Forum Moderators: goodroi
I've lurked for awhile and tried to find the answer to this question. If you want everything in your site indexed - does it even matter if you have a robot.txt file? I realize that you'll get a 404 error for each time, but do the spiders care?
Thanks for helping out a webmaster-wannabe!
Larry
Although some bots choose to ignore robots.txt altogether and when this happenes it is usualy a case of barring the bot from your server totaly by using your htaccess file. This is the internet equivilant of saying "you aint getting nothing here"
Hope this helps.
... it is also widely used for keeping the bad bots out altogether.
Only if the bot requests the robots.txt file and not all of them do.
The robots.txt file is good for those bots that do request it and in those cases you can tell them which directories to stay out of - like an image directory or your cgi directory.

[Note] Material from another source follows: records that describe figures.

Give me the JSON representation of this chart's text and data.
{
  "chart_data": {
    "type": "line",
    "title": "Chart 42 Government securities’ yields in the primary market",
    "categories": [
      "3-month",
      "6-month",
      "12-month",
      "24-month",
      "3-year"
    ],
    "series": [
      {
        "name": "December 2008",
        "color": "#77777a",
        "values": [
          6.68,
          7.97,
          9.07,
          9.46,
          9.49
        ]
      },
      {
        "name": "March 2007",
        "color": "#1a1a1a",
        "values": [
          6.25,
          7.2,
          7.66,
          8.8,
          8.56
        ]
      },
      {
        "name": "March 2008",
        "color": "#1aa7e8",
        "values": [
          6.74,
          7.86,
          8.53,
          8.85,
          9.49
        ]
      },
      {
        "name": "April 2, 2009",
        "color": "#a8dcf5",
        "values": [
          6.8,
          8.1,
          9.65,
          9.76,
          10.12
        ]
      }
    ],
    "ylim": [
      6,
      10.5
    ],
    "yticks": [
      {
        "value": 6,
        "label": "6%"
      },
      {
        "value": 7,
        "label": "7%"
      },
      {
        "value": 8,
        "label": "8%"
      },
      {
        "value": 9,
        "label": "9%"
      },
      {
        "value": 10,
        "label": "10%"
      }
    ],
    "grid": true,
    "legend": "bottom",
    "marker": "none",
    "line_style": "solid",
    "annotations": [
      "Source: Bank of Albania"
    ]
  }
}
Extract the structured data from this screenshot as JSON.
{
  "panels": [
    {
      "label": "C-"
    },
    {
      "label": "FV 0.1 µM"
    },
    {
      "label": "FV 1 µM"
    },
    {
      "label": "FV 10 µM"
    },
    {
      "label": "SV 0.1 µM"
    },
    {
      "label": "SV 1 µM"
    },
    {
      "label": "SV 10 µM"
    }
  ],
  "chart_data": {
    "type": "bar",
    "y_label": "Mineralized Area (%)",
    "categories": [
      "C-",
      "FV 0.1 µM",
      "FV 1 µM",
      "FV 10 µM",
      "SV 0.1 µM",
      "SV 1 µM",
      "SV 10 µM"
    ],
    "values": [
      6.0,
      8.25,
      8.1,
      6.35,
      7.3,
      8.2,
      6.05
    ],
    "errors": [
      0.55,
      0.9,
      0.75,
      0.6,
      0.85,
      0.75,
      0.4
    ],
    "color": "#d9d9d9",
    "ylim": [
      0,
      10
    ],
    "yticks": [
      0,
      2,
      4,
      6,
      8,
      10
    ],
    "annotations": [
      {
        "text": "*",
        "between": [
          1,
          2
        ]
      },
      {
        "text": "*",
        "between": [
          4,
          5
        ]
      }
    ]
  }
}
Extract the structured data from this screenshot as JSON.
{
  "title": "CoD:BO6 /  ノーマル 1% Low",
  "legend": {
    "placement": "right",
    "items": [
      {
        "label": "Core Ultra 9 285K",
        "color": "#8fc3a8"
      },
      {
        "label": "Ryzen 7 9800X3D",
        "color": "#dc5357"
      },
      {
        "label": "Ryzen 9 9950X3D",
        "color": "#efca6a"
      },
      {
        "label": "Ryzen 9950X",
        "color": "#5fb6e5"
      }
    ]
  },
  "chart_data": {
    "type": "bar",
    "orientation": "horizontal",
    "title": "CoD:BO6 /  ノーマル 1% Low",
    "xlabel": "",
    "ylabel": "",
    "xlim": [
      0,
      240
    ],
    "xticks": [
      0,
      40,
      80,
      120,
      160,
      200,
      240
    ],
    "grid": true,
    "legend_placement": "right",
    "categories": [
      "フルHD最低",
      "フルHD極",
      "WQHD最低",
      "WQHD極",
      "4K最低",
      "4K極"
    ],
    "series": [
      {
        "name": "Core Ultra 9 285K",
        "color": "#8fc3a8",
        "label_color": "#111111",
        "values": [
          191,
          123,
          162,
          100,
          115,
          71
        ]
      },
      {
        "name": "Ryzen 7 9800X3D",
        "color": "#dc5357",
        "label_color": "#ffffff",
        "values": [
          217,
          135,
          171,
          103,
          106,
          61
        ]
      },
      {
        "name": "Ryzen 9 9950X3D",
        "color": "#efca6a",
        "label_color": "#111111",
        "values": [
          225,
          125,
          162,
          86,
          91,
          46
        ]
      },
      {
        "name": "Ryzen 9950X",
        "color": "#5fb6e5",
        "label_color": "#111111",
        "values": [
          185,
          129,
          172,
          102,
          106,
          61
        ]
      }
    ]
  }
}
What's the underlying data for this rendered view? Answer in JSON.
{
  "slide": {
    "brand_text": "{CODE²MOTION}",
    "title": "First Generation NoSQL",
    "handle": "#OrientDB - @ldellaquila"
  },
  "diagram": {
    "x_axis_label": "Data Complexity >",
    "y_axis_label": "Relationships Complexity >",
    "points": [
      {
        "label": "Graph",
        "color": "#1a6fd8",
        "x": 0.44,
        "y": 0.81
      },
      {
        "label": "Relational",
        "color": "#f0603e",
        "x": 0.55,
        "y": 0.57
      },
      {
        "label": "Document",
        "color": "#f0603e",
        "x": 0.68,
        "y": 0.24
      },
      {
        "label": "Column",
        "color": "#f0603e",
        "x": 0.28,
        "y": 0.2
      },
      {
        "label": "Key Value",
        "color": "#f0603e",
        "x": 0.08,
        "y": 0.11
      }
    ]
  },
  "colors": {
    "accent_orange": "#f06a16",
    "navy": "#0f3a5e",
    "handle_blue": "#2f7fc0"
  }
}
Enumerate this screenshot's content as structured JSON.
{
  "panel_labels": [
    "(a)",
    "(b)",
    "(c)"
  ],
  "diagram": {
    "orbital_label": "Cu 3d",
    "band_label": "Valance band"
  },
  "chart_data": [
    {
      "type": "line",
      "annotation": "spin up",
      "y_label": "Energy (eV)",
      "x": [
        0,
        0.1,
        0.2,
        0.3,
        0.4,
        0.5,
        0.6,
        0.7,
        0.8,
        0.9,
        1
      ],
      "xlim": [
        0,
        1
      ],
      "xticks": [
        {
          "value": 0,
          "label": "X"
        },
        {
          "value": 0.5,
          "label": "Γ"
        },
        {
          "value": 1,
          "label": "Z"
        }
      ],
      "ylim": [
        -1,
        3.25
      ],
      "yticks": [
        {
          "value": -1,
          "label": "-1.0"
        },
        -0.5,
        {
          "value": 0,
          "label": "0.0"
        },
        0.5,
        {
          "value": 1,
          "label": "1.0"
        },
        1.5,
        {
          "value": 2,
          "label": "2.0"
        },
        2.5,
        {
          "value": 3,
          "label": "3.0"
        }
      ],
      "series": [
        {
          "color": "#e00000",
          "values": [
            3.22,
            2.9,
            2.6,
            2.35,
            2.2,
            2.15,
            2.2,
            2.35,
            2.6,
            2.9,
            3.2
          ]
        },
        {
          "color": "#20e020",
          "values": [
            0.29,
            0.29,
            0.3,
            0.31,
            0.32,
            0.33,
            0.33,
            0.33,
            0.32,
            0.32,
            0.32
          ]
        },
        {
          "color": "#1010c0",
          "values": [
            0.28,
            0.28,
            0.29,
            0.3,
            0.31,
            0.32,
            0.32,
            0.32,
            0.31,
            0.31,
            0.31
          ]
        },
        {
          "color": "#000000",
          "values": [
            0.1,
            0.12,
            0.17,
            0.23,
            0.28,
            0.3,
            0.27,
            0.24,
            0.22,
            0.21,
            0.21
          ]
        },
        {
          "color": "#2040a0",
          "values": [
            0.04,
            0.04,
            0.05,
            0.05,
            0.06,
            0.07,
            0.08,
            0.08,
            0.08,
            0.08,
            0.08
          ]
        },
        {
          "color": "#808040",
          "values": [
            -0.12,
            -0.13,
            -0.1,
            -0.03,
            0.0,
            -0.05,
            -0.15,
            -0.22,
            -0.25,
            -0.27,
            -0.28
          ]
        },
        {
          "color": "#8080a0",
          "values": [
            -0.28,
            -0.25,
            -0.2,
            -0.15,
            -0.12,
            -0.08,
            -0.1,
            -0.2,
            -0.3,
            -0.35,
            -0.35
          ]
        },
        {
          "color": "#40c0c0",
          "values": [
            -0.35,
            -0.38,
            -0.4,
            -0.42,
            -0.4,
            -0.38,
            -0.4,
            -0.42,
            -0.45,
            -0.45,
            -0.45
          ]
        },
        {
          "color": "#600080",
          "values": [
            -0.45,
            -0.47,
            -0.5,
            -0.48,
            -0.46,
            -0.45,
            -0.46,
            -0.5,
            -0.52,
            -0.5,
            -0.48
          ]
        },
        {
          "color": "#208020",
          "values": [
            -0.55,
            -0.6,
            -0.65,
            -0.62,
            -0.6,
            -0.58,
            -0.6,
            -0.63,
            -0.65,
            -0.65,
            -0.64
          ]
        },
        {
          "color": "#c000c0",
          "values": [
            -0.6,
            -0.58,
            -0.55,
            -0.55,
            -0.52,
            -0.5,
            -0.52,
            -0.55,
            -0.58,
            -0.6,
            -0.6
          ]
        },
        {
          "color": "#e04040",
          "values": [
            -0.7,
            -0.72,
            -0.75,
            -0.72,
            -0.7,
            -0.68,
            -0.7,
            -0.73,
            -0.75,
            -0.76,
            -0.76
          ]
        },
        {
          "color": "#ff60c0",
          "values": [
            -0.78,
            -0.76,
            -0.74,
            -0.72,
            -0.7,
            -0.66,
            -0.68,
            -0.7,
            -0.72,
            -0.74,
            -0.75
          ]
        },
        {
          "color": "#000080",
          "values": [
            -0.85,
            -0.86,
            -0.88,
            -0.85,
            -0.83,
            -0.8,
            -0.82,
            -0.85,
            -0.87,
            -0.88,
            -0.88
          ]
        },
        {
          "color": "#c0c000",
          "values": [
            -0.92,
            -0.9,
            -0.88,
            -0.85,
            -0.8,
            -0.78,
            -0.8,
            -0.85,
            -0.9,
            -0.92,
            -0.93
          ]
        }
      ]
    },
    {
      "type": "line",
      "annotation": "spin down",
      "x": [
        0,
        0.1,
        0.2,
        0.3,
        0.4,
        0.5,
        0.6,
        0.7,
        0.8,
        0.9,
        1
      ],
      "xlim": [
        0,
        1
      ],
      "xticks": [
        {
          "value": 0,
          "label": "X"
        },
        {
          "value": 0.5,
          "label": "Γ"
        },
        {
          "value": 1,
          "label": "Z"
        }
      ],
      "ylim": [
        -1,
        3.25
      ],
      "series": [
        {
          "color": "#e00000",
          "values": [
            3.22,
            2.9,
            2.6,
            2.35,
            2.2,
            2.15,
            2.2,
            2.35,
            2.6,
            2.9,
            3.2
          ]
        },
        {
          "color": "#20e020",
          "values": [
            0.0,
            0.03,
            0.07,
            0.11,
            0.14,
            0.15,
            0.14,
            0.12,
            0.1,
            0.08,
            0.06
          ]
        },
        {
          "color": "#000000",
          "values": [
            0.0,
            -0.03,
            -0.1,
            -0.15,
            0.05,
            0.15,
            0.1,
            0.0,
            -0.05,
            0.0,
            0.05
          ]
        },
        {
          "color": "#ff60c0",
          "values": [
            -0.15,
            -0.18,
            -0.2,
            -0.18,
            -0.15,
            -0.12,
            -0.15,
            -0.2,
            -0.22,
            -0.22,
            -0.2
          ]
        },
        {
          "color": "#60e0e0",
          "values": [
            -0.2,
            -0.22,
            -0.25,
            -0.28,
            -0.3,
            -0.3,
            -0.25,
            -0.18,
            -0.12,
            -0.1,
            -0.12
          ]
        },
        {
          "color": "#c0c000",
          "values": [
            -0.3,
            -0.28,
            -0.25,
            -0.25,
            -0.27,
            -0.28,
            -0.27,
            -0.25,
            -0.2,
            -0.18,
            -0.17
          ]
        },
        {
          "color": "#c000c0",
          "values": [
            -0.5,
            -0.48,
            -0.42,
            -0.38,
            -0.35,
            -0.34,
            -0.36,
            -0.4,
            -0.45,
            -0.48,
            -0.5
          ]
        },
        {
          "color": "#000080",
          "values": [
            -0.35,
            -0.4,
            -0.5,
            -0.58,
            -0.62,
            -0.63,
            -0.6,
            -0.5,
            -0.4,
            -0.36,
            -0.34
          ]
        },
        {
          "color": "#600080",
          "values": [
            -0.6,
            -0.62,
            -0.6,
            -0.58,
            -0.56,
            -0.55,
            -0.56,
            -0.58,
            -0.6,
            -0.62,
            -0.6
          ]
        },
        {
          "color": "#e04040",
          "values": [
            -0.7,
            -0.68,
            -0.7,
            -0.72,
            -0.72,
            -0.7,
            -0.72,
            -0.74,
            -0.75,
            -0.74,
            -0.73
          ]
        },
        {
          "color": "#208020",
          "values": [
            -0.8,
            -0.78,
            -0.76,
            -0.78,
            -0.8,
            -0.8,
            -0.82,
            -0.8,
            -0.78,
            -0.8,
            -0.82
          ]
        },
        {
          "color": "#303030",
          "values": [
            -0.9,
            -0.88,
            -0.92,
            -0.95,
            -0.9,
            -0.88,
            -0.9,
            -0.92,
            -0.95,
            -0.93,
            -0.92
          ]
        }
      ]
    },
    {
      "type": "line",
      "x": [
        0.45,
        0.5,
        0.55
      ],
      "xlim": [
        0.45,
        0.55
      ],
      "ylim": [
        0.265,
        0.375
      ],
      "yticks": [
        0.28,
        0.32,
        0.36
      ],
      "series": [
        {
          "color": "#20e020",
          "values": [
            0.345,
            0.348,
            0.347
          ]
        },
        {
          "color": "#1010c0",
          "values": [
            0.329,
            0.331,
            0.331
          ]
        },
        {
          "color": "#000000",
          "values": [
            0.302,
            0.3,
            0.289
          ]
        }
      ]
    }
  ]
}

>> but if you want to keep *most* spiders from accessing certain files - it's best to have one
If you really want to protect certain files/directories or keep rogue bots out then you'll need to use something a bit stronger like .htaccess (Apache Server). Do a search here and you'll find plenty of reading to get you started.
And yes, I don't believe the spiders will penalize you for not having a robots.txt file and while I'm not completely sure, I can't think of any way having one could improve the spidering of your website other than telling the spider what not to include.